For this test you must know how to make (1) 2D plots in Matlab; (2) elementary transformations in Maple; (3) 3D data visualization in Data Explorer.

  1. Matlab: Plot graphs of y = 1/x2 and y = sin(x)/x into the same axes, label the axes, write some text into the middle of the figure, change the font size of the labels, add the legend of line types, and export the figure to postscript file. Now write callable matlab functions (.m files) for y = 1/x2 and y = sin(x)/x, and write a matlab script that produces the above figure and its export to postscript. Print it.
  2. Maple: Find analytically the first derivative of y = cosx, plot it, and export the figure to postscript. Print it.
  3. DataExplorer: Load the data from tutorial directory and plot the isosurface together with slice plane. Save the plot into PostScript and save the composed visual program. Print it.

7. Applications 3

7.1 Material

  1. Version control with subversion. Use wikipedia to find out what version control is. Read and do the examples from chapters 1 and 2 in the subversion book:http://svnbook.red-bean.com/en/1.5/svn-book.html.You can also look up subversion programs with graphical user interfaces: RapidSVN(Linux + Mac) and TortoiseSVN(Windows)
  2. Running programs on Tallinn University of Technology computational cluster.

7.2 Test

  1. Demonstrate that you know how to create/check out a subversion repository and know basic usage commands to add, remove, check in, update, merge and diff versioned files.
  2. Submit a job to the cluster and show how to send array jobs, set environmental variables, direct output, request resources and monitor your jobs

8  Program Installation

Select any program or package you like to have in the system, download its source code, read how to install it from its documentation, compile and install the program into your home directory. For test, you must demonstrate how the installed program works.
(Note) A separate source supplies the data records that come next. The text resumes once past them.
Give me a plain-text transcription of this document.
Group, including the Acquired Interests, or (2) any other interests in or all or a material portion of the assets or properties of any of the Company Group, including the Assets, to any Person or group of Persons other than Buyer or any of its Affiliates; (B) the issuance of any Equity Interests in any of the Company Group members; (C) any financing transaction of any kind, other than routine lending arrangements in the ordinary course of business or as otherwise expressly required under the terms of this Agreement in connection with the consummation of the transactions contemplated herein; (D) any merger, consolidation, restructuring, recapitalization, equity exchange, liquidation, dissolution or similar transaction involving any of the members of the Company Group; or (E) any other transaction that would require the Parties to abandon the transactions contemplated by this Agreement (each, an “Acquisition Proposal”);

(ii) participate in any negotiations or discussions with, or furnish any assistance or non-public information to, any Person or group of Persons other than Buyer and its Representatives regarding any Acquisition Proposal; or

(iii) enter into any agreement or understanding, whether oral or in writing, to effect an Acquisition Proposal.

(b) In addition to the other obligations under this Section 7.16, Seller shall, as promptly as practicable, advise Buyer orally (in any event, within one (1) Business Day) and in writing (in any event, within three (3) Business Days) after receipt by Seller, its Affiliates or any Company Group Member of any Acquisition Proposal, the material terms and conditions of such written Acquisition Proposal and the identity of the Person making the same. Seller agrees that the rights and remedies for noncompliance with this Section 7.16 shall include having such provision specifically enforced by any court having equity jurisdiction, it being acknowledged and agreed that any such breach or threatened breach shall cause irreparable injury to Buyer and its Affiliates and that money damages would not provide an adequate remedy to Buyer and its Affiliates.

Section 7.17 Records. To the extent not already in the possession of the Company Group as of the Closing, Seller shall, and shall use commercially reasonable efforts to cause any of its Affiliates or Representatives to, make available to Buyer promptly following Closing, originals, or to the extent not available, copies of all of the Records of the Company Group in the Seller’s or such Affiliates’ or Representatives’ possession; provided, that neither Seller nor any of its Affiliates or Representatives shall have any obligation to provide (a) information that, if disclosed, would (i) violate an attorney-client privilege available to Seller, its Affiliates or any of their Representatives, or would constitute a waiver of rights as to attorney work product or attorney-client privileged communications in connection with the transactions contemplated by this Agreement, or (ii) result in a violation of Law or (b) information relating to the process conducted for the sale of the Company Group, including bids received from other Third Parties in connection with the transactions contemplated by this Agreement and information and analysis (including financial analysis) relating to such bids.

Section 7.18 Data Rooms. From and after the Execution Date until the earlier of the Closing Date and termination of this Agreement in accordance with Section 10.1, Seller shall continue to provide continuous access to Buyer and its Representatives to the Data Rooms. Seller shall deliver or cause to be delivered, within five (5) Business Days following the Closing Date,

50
9  Linux Installation and Kernel Recompilation

9.1  Material

  1. Use Google to learn how to install Ubuntu Linux.
  2. Kernel compilation info can be found from file http://www.kernel.org/doc/readme/README .

9.2  Test

For this test, you must know how to install Linux, recompile and install new linux kernel. You can do this test together with your friend.

  1. Install Linux workstation with configured X and running web-server.
  2. Install Linux kernel source into your new system. Recompile the Linux kernel without MS-DOS filesystem support in it. Install new kernel.